Côté enseignants, le retour d’expérience est positif. Laure Bazire met en place des projets Erasmus+ depuis maintenant quatre ans, motivée au départ par un autre professeur. “C’est le fait de connaître des collègues” qui ont déjà bénéficié du programme qui permet de se lancer, reconnait cette professeure de lettres au lycée de la Plaine de Neauphle à Trappes (Yvelines). En 2019, elle monte ainsi avec des partenaires italiens et espagnols un projet de pièce de théâtre autour de Don Juan. L’enseignante évoque sa fierté lorsqu’elle observe “les élèves différents à leur retour”. Autre satisfaction à mettre selon elle au crédit de ces expériences avec Erasmus+ : alors que la ville de Trappes est parfois pointée du doigt pour des faits de délinquance, “on fait parler de notre lycée pour de bonnes raisons”.

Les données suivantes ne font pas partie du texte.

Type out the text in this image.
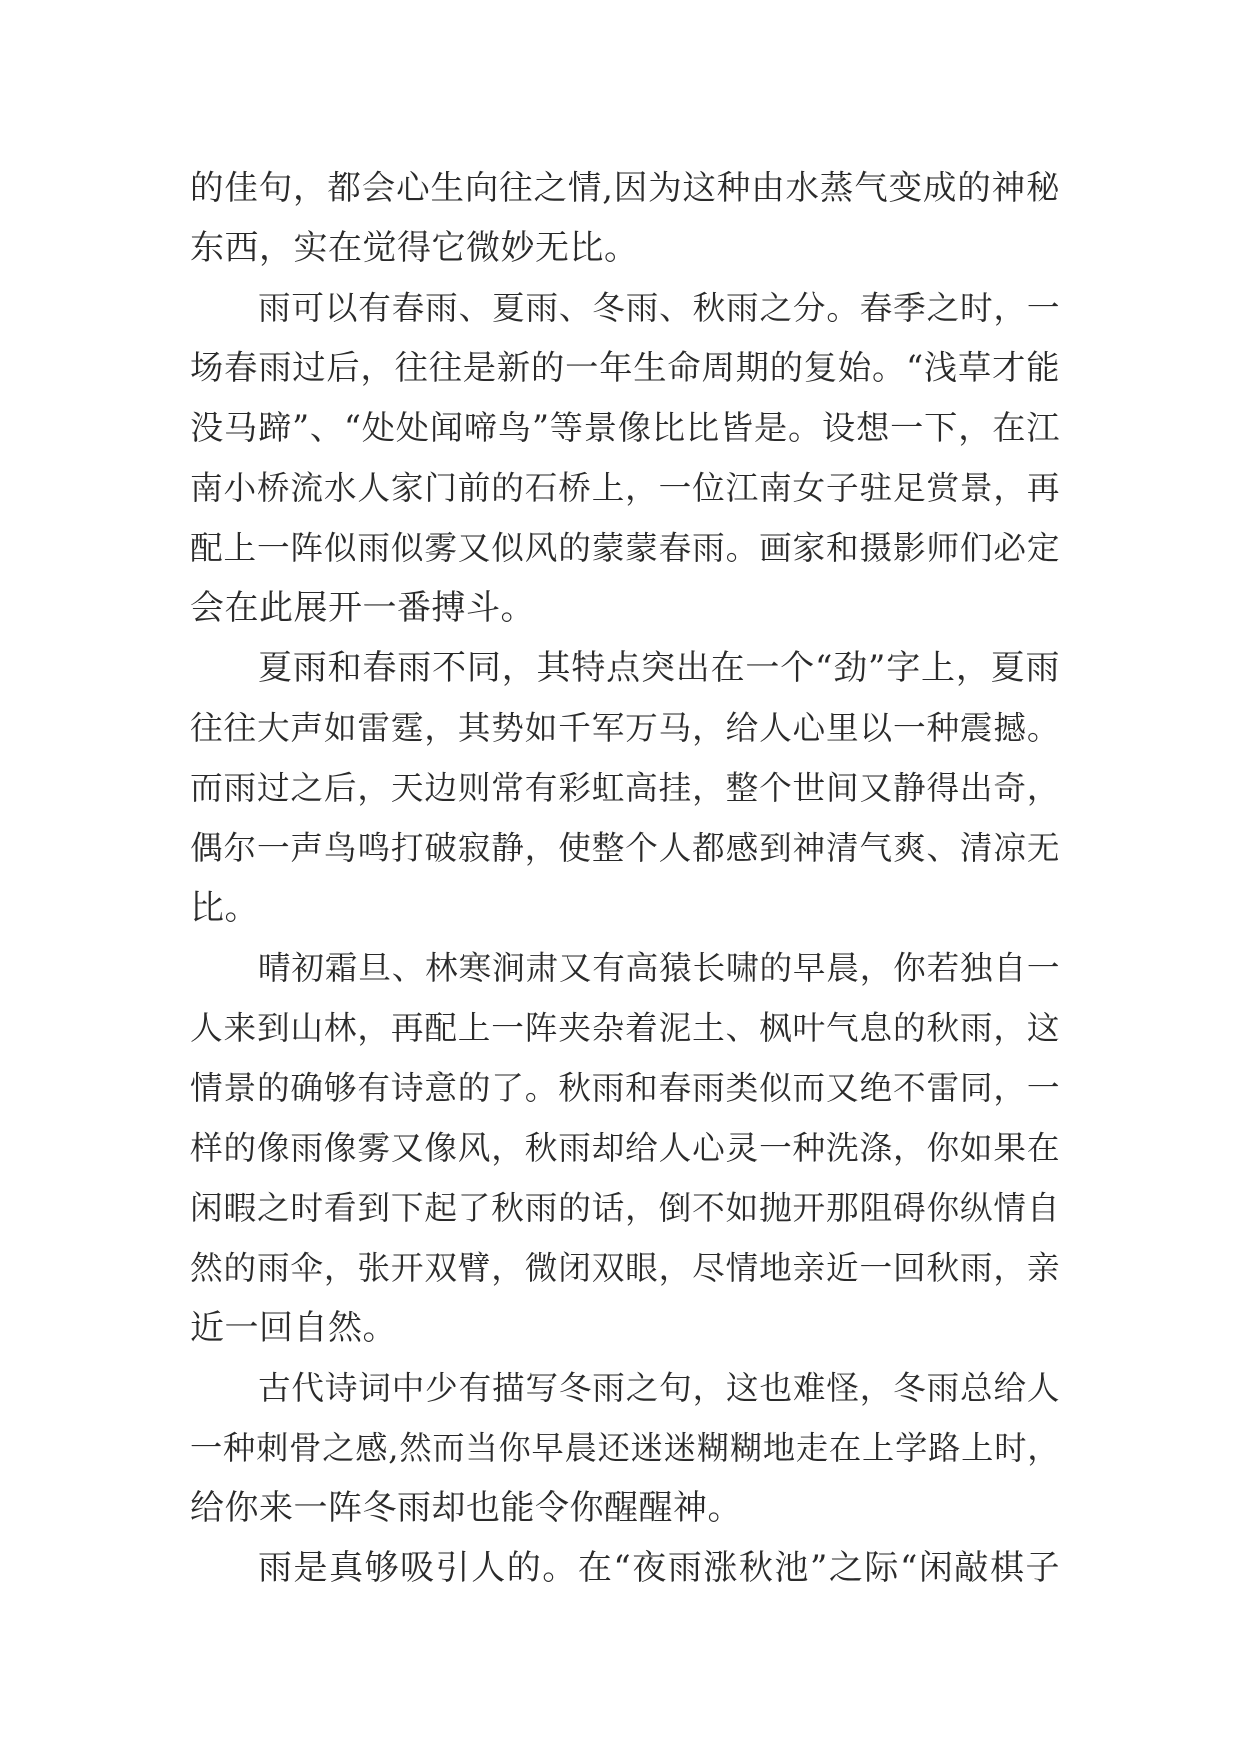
的佳句，都会心生向往之情,因为这种由水蒸气变成的神秘
东西，实在觉得它微妙无比。
雨可以有春雨、夏雨、冬雨、秋雨之分。春季之时，一
场春雨过后，往往是新的一年生命周期的复始。“浅草才能
没马蹄”、“处处闻啼鸟”等景像比比皆是。设想一下，在江
南小桥流水人家门前的石桥上，一位江南女子驻足赏景，再
配上一阵似雨似雾又似风的蒙蒙春雨。画家和摄影师们必定
会在此展开一番搏斗。
夏雨和春雨不同，其特点突出在一个“劲”字上，夏雨
往往大声如雷霆，其势如千军万马，给人心里以一种震撼。
而雨过之后，天边则常有彩虹高挂，整个世间又静得出奇，
偶尔一声鸟鸣打破寂静，使整个人都感到神清气爽、清凉无
比。
晴初霜旦、林寒涧肃又有高猿长啸的早晨，你若独自一
人来到山林，再配上一阵夹杂着泥土、枫叶气息的秋雨，这
情景的确够有诗意的了。秋雨和春雨类似而又绝不雷同，一
样的像雨像雾又像风，秋雨却给人心灵一种洗涤，你如果在
闲暇之时看到下起了秋雨的话，倒不如抛开那阻碍你纵情自
然的雨伞，张开双臂，微闭双眼，尽情地亲近一回秋雨，亲
近一回自然。
古代诗词中少有描写冬雨之句，这也难怪，冬雨总给人
一种刺骨之感,然而当你早晨还迷迷糊糊地走在上学路上时，
给你来一阵冬雨却也能令你醒醒神。
雨是真够吸引人的。在“夜雨涨秋池”之际“闲敲棋子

Plusieurs élèves de ce lycée sont partis en mobilité. En février 2022, c’est Fatou qui a suivi une semaine de cours dans un lycée de Prague dans le cadre d’un enseignement de spécialité sur la mémoire de la Seconde Guerre mondiale. En dehors des cours, elle a également eu l’occasion de faire quelques activités avec des jeunes Tchèques de son âge. Pas d’appréhension sur l’usage de la langue, “ ‘l’important est de se faire comprendre”, souligne-t-elle. Ritej a également pu découvrir la République tchèque “et de nouvelles méthodes de travail comme les cours inversés. Contrairement à la France, on prépare les cours à la maison”. Point commun entre tous ces témoignages : l’expérience leur a donné l’envie de voyager et de repartir dès que possible.

2023, année des records pour Erasmus+ en France

Le 17 mars dernier, l’agence Erasmus+ France / Education Formation dressait le bilan de l’année 2022. A Paris, sa directrice Nelly Fesseau a souligné l’augmentation importante de la demande de mobilité (+30 % par rapport à 2021). Avec un budget de 288 millions d’euros (contre 220 millions en 2021), l’agence a financé 136 135 mobilités, un record.

Depuis 1987, le programme n’a cessé de grandir. […] Erasmus+, c’est la croissance permanente”, a ainsi souligné Nelly Fesseau. Pour elle, l’ouverture à de nouveaux publics est “la raison du succès” du programme. La France est désormais le premier pays d’envoi des étudiants de l’enseignement supérieur, du scolaire mais également de l’enseignement et de la formation professionnels.

Pour 2023, la tendance ne devrait pas s’inverser. Le volet mobilité de l’appel à projet s’est clôturé le 23 février dernier, celui consacré aux partenariats se poursuit lui jusqu’au 23 mars. L’agence estime que le nombre de mobilités demandées devrait dépasser les 200 000. Là encore, il s’agirait d’un record.